5. **Implement a single LLM strategy: `bol_evol` with `n_steps=2, n_samples_per_step=5, top_k=1`.** Same as the paper's quick example. Use the same JSON-Patch primitive, restricted to a permutation + direction subset of operations.
6. **Measure:** geomean speedup, fraction of queries with ≥10% improvement, search cost in $ and wall-clock, transferability of winning patches to the same query shape on a different fixture.

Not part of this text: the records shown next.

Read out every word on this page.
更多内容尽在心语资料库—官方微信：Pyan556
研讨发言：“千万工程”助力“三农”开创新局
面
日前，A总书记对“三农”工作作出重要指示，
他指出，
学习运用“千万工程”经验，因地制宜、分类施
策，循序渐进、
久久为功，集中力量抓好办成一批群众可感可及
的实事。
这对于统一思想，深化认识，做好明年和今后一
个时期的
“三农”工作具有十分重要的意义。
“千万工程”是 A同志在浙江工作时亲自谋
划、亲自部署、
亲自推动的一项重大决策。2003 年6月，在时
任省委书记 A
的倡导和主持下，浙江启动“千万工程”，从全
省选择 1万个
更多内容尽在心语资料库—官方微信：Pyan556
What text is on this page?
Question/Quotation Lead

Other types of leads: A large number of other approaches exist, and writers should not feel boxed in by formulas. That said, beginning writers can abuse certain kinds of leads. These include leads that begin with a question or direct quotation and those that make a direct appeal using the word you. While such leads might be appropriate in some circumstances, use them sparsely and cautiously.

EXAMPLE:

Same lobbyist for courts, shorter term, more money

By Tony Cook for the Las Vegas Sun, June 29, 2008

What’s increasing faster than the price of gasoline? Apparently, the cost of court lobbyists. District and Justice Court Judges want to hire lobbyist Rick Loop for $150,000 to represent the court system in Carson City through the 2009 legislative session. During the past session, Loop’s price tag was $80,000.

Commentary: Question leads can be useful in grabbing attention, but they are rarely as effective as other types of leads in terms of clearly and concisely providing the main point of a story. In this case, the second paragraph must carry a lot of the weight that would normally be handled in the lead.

If the geomean is ≥1.3× on a corpus we believe in, the next surface (hybrid retrieval) is justified. If it's ≤1.1×, we have learned something specific (probably: our IR is small enough that lexical order is already close to optimal) and the project sunsets cheaply.
What this experiment intentionally does *not* do: it does not introduce a runtime planner, does not change any `mutate` path, does not fork DataFusion, does not touch the manifest writer or recovery sweep. It is additive search over a serialized read-IR with offline freezing.
## References
- Paper: Erol, Hao, Bianchi, Greco, Tagliabue, Zou. *Making Databases Faster with LLM Evolutionary Sampling*. arXiv [2602.10387](https://arxiv.org/abs/2602.10387).
- Repo: [BauplanLabs/Making-Databases-Faster-with-LLM-Evolutionary-Sampling](https://github.com/BauplanLabs/Making-Databases-Faster-with-LLM-Evolutionary-Sampling).
- Key files in the upstream repo (read in preparing this note):
- `src/sampling/sql_optimization_prompts.py` — system prompt (cardinality-by-semantics, join-side rules, projection-index recalculation).
- `src/sampling/gpt_plan_optimizer.py` — LiteLLM driver with `n_samples` parallel calls.
- `src/sampling/sample_plans.py``SamplingStrategy` (`bol_evol`, `pst_evol`, `best_of`), upstream-patch chain reconstruction.
- `src/sampling/orchestrator.py` — multi-step loop, resume semantics.
- `src/sampling/plan_scaler.py` — cross-scale transfer via scan signatures.
- OmniGraph internals referenced:
- `crates/omnigraph-compiler/src/ir/mod.rs:9``QueryIR` / `IROp`.
- `crates/omnigraph-compiler/src/ir/lower.rs:11``lower_query`, source-order lowering.
- `crates/omnigraph/src/exec/query.rs:348``execute_query`, hand-rolled pipeline interpreter.
- `crates/omnigraph/src/exec/query.rs:770``execute_expand`, the IN-list hydration path.
- `crates/omnigraph/src/table_store.rs:1159``build_lance_filter`, IR-filter → Lance SQL.
- `crates/omnigraph/src/table_store.rs:1349``ensure_indices`, index build parameters.
- `crates/omnigraph/src/table_store.rs:1612``scan_pending_batches`, the only DataFusion `MemTable` site.
- Invariants engaged: [§I.13](../invariants.md) substrate respect, [§V.1822](../invariants.md) honesty / observability / explainability, [§VI.28](../invariants.md) determinism, [§VII.4142](../invariants.md) SIP / factorize, [§IX](../invariants.md) deny-list ("cost-blind plan choice", "ad-hoc IN-list filtering when SIP fits", "shipping observable behavior as if it weren't part of the contract").